Starting point is 00:31:15 And something you said earlier, I think could be really helpful to remember in these moments is this is seasonal and reciprocal. So there will come a time where you're in a position where you get to help people. And I think maybe having that come from will lessen that feeling or we just need to practice setting it aside, regardless of what. But Shelley, I could ask you 1 million more questions. Unfortunately, we're out of time and I know people are going to want to find you and learn more. So friend, you can find and follow Shelley
Starting point is 00:31:49 on Instagram at mindful skater girl and you can get her your hands on her books, sit down to rise up. We're going to put the links to those as well as all the other ways to follow Shelley in show notes. Shelley, thank you for eye-opening and compelling conversation. So much good stuff in here. Thank you so much, Nicole. I appreciate you having me. Okay, friend, I'm gonna close us out with this. If self-care is a truly radical act,
Starting point is 00:32:16 one that goes beyond bubble baths and spa days, then it is also a deeply personal and communal act of courage and connection. It's showing up for yourself in ways that feel real and true, even if the world tells you it's selfish or unnecessary. It's walking away from the tightrope and the circus, the constant pool of expectations and opinions, and deciding powerfully, unapologetically,
Starting point is 00:32:39 to care for yourself and each other. And here's the thing, this isn't just about you. When you show up already cared for, you show up better for the people and the causes you love. You break cycles of burnout and create space for more joy, more energy, more authenticity. If today's conversation with Shelley has sparked something in you, don't stop here.

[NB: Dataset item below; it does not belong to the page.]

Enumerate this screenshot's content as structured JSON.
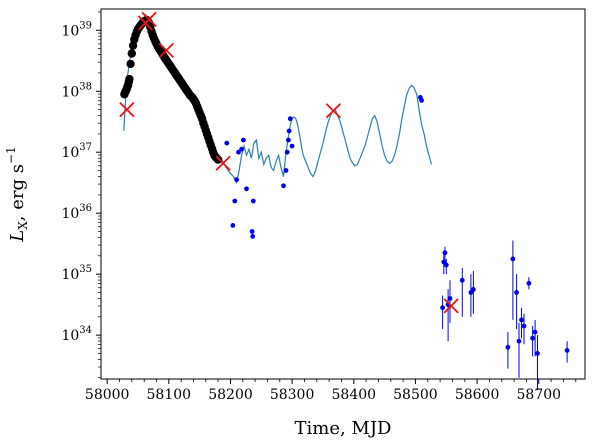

Starting point is 00:33:00 Check out episodes 223, where we talk about why we brush off the idea of self-care, episode 147 on getting your needs met, or even episode 267 on how to breathe, which, let's be real, may be the most fundamental act of self-care. You'll find all those linked in show notes so you can continue exploring what this looks like in your life. Bottom line, and hear me when I say this, self-care isn't selfish. It isn't indulgent or a luxury. It's necessary.
Starting point is 00:33:28 It's revolutionary. And you know, I'm ready for a revolution. How about you? You, being cared for by you and each other might just be the work that changes everything. And that is woman's work.